A Generalization of the Skew-Normal Distribution: The Beta Skew-Normal

TL;DR

This paper introduces the Beta skew-normal distribution, a new family generalizing the skew-normal, derived from order statistics, with properties, special cases, and methods for simulation, expanding the understanding of skew-normal generalizations.

Contribution

The paper proposes the Beta skew-normal distribution, a novel generalization of the skew-normal, and explores its properties, special cases, and relationships with existing distributions.

Findings

The Beta skew-normal contains the Beta half-normal as a limiting case.

Derived the moment generating function and moments of the BSN.

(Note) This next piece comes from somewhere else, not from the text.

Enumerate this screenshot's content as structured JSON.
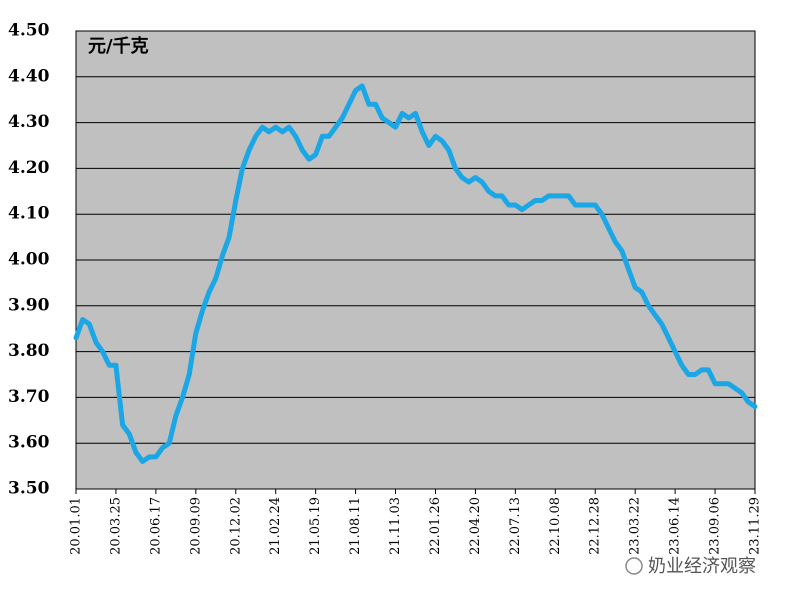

Presented methods for simulating the BSN distribution.

Abstract

The aim of this article is to introduce a new family of distributions, which generalizes the skew normal distribution (SN). This new family, called Beta skew-normal (BSN), arises naturally when we consider the distributions of order statistics of the SN. The BSN can also be obtained as a special case of the Beta generated distribution (Jones (2004)). In this work we pay attention to three other generalizations of the SN distribution: the Balakrishnan skew-normal (SNB) (Balakrishnan (2002), as a discussant of Arnold and Beaver (2002), Gupta and Gupta (2004), Sharafi and Behboodian (2008)), the generalized Balakrishnan skew-normal (GBSN) (Yadegari et al. (2008)) and a two parameter generalization of the Balakrishnan skew-normal (TBSN) (Bahrami et al. (2009)). The above three extensions are related to the Beta skew-normal distribution for particular values of the parameters. The paper is organized as follows: after describing briefly, in Section 2, the skew-normal distribution, its generalizations and listing their most important properties, in Section 3 we present some generalizations of the Beta distribution. In the last Section we define the Beta skew-normal distribution, we present its properties and some special cases. In particular the BSN contains the Beta half-normal distribution (Pescim et al. (2010)) as limiting case. Besides, we investigate its shape properties. We derive its moment generating function and we also compute numerically the first moment, the variance, the skewness and the kurtosis. We present two different methods which allow to simulate a BSN distribution. We explore its relationships with the other generalizations of the SN. We give some results concerning the SNB distribution. In particular we derive the exact distributions of the largest order statistic from SNB with parameters m and 1 and the shortest order statistic SNB with parameters m and -1.